La escritora austriaca Elfriede Jelinek refiere que solo puede recordar a su padre como aquel señor que siempre estaba con un libro o un periódico frente a sus ojos. Este gesto decisivo, esta conducta fundamental, esta práctica de concentración lectora llevan a la niña Elfriede, ya alfabetizada, a ese ejercicio apasionante que llamamos lectura y que consiste en perderse dentro de las páginas de un libro, una revista o un periódico. El ejemplo es determinante.

Muchos años más tarde, al reflexionar sobre este asunto tan decisivo en su vida, Jelinek explica: “Siempre tiene que haber algo impreso delante de mis ojos, porque no se me ocurre nada más acorde con mi vida” (La palabra disfrazada de carne, Gato Negro, México, 2007). Es así, exactamente, como se transmite el conocimiento entre un maestro y un aprendiz, observando la práctica, imitando la actitud, en medio de un contexto de experiencias reiteradas. Es imposible que sea de otro modo.

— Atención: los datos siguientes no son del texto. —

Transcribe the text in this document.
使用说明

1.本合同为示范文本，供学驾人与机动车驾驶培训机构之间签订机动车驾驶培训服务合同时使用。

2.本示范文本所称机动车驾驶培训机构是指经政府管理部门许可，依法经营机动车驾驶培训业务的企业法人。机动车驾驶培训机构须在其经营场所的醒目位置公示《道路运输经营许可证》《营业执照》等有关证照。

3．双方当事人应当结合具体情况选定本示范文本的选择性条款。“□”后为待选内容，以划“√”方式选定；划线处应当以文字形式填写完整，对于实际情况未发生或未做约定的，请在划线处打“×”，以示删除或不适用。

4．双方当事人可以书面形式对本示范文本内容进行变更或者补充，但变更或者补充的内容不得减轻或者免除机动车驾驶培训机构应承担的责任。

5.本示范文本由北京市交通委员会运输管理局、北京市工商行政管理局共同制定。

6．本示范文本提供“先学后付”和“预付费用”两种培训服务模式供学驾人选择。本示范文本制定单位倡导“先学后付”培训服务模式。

Si hemos de leer y si hemos de plantear la lectura como un bien necesario e indispensable, tenemos que dar ejemplos más que buenas razones. Obras son amores. Por ello, hay que dejarnos de falacias, de mitos nobles y de insistencias demagógicas y mostrar (porque se puede mostrar, es decir evidenciar) que la lectura es un plus en nuestras capacidades y un agregado en nuestras potencias intelectuales y sensibles.
De otro modo continuaremos con el mismo discurso de siempre, entre lírico y político, sobre algo que nadie sabe a ciencia cierta para qué sirve con excepción, por supuesto, de quienes lo han experimentado íntimamente pero a veces no consiguen contagiarlo.

©iStockphoto.com/Bellott

Voltaire dijo, y siempre será oportuno recordarlo, que “es ridículo pensar que una nación ilustrada es menos feliz que una nación ignorante”. Admitamos que la ilustración no garantiza la felicidad a nadie, pero reconozcamos también que la ignorancia es menos promisoria.

La lectura es placer, es conocimiento, es saber, es imaginación, es sociabilidad y ciudadanía; por todo ello, es construcción de sentido y pertenencia y “comunicación en la soledad”, como diría Marcel Proust; es, también, ampliación y profundización de la cultura, y formación y desarrollo intelectual y espiritual, y es muchas cosas más que no tiene, por sí misma, la oralidad, por muy importante que esta sea.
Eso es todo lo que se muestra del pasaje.